ART REVIEW

“Pause”

Through June 6. 11 a.m.-4 p.m. Tuesdays-Thursdays and Saturdays. Free. Zuckerman Museum of Art, 492 Prillaman Way, Kennesaw. 470-578-3223, zuckerman.kennesaw.edu.

Bottom line: High-quality work examines the idea of time in historic and contemporary portraiture.

It’s rare to see a contemporary art exhibition in Atlanta that blends memorable work by both regional and internationally known artists.

For a time, spaces like the defunct Atlanta College of Art Gallery at the Woodruff Arts Center or the Atlanta Contemporary Art Center were adept at mixing talented locals and notable artists outside the city. It was an excellent way of acknowledging the greatness in our midst and suggesting homegrown artists were the equal of those in the recognized art capitals of the world like New York or Los Angeles.

The group exhibition “Pause” at the Zuckerman Museum of Art at Kennesaw State University is a revisitation of that sorely missed strategy of using a common theme to bring together artists at radically different stages in their careers, from internationally known to emerging. The show is focused on the portrait and a recognition of the time element involved in capturing the human form in video, photography, film, sculpture and drawing.

“Pause” features internationally known art stars like Andy Warhol, photographer Dawoud Bey and Dutch photographer Rineke Dijkstra, who are exhibited next to Atlanta-based artists including Diana Flowers and Christina A. West. Both locals hold their own with engaging, clever work that explores how the portrait has evolved over time, from a means for sitters to affirm their social standing to a way of examining the relationship between viewer and subject.

West’s delightfully unnerving sculpture, “Pause,” which shares a name with the exhibition, is a larger-than-life effigy of a partially disrobed woman. Video projection allows the sculpture’s eyes to blink, an eerie, disconcerting effect that challenges the power and control we typically feel when regarding a portrait. The art world has made us plenty comfortable contemplating the nude female form, but when she blinks back and towers over us like a stony Amazon? Not so much. Add the element of movement, or time, to a portrait, “Pause” affirms, and its effect can change dramatically.

Such is the case with the showstopper piece among much strong work in “Pause,” an excruciating 19-minute video piece by Dutch artist Jeroen Eisinga. “Springtime” features the artist enduring the 19th-century practice of bee-bearding. Shot in gorgeous black-and-white 35 mm film transferred to HD video, the video shows the seated artist being consumed by 150,000 swarming bees who covered him with 30 bites over the course of the video.

Wearing a cloak of bees, the artist remains still for the practical reason of not being stung. The aristocrats, children and soldiers featured in a number of 19th-century daguerreotypes in “Pause” are stock still for another reason: to meet the demands of long exposure times. Also on view: the metal stand that would keep the head steady for the three- to 15-minute exposure time required in early photography.
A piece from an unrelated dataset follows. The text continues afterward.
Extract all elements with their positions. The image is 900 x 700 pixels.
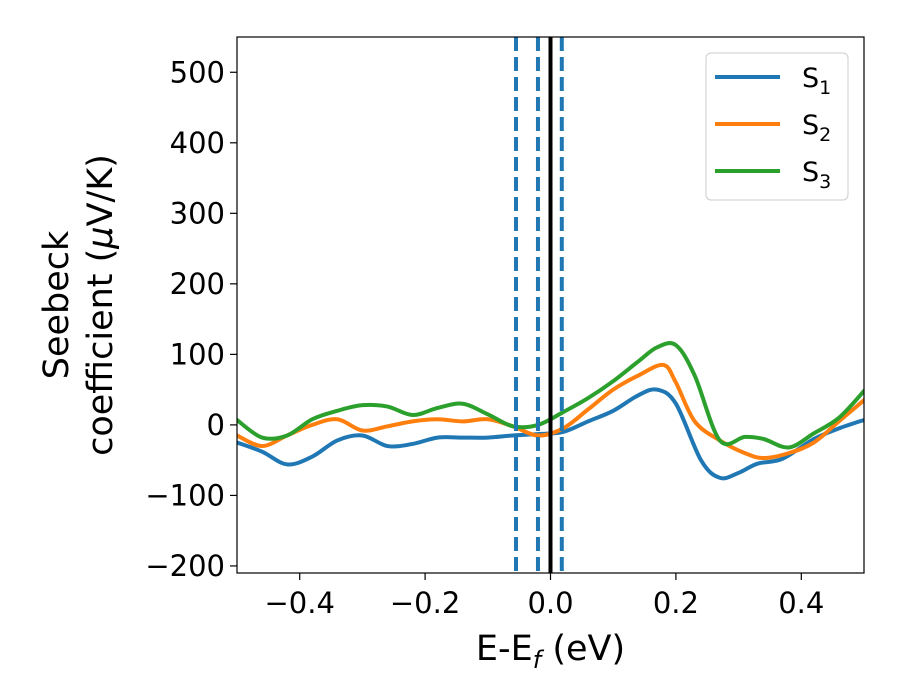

The notion of time and endurance and what an audience is willing to withstand is nowhere clearer than in a dark room where Warhol’s 1963 endurance test “Sleep” plays. For five hours, the film (shown here as a 50-minute excerpt) captures, in close-up and wide-angle, poet John Giorno, sleeping. Works like Warhol’s make the themes of “Pause” clear, that portraiture is a richly malleable form uniquely able to alert us to the pleasures of standing still.